D’un autre côté, ne pas satisfaire Washington sur la question des S-400 pourrait déclencher un barrage de sanctions. Pour le moment, les États-Unis semblent avoir donné à la Turquie l’occasion de réfléchir sérieusement à la question et d’agir de manière appropriée. En l’état, le dossier américain contre Halkbank et une proposition de résolution au Sénat américain visant à reconnaître le meurtre d’Arméniens par les Turcs ottomans comme un génocide (la Chambre des représentants américaine a adopté à une écrasante résolution une résolution similaire le mois dernier) ont tous deux été mis sur la glace en guise de geste de bonne volonté et de signe que les États-Unis ont tout intérêt à ramener la Turquie dans le giron occidental. Aussi agressifs et crédibles que puisse être la position américaine, certains responsables américains craignent que le fait de trop pousser la Turquie et de la punir de sanctions ne l’enfonce plus profondément dans les bras ouverts de la Russie. Bien que la Turquie ait peu d’amis dans les départements de la Défense et de l’État des États-Unis, personne ne s’intéresse à ce que la Turquie s’engage officiellement envers le camp russe.

Une règle fatiguée et incertaine

D’après l’observation d’Erdogan, il ressort que l’hubris masque de plus en plus un manque de confiance en soi, tandis que l’insécurité assombrit et sous-tend son règne de 17 ans. Peu avant sa visite à Washington, Erdogan a prononcé un discours de 36 minutes à l’occasion du 81e anniversaire de la mort de Mustafa Kemal Ataturk, fondateur de la République turque moderne. Il a minimisé les réalisations de la république pour se concentrer plutôt sur une série d’observations inexactes selon lesquelles les succès de la Turquie actuelle reposent essentiellement sur l’héritage de son prédécesseur, l’empire ottoman.

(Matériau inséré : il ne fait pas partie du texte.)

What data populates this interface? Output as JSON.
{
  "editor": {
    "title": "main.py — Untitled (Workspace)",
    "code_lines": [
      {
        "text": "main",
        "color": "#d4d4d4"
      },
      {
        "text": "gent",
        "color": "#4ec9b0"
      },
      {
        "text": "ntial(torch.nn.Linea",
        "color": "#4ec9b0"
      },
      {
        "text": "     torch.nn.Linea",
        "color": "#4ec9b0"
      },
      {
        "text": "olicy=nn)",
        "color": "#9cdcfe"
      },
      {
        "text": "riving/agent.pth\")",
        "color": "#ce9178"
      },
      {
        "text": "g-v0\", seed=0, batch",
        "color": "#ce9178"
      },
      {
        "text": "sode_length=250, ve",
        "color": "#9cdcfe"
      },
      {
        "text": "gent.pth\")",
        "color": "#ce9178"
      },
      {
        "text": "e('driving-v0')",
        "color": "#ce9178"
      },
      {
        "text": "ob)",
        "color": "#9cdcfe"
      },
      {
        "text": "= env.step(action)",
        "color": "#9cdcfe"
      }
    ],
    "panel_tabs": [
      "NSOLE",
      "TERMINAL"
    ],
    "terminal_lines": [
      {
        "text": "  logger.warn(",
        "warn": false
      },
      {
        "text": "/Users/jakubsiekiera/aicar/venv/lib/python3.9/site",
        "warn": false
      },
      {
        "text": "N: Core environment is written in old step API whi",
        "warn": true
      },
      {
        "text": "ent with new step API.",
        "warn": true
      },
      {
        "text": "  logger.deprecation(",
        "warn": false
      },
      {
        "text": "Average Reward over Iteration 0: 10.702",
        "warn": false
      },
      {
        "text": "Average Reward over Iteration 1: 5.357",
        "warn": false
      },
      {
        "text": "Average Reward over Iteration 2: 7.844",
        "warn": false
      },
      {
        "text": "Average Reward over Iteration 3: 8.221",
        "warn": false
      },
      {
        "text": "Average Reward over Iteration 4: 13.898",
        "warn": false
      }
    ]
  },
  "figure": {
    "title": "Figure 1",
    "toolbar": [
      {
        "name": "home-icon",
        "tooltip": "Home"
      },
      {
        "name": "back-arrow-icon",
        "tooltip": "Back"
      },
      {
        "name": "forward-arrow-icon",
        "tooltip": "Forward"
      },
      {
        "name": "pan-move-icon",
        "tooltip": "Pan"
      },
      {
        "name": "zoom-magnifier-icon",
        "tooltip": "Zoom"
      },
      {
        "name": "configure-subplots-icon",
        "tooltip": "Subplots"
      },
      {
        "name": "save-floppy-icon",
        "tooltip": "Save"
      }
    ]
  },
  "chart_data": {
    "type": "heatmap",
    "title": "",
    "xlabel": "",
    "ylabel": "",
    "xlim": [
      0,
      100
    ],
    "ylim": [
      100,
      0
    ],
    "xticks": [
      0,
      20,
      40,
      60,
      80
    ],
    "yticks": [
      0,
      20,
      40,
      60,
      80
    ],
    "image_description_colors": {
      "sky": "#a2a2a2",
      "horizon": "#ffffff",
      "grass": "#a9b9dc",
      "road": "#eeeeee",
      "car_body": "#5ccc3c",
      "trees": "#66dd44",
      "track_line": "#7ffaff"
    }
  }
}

À part le manque de connaissances historiques et les nuances mises de côté, Erdogan aurait apparemment perdu la conviction que l’État ottoman n’aurait jamais permis à une personne ayant un passé commun comme le sien d’occuper une position gouvernementale influente, sans parler de devenir le chef de l’État.

Erdogan ne doit cependant pas être sous-estimé. C’est un maître tacticien capable de changer le discours public et le climat politique à son avantage, sur un coup de tête. Au cours des six dernières années environ, il a mobilisé ces prouesses uniquement pour sa propre conservation. Il reste à voir s’il peut utiliser ses pouvoirs et son influence au service des intérêts nationaux de son pays.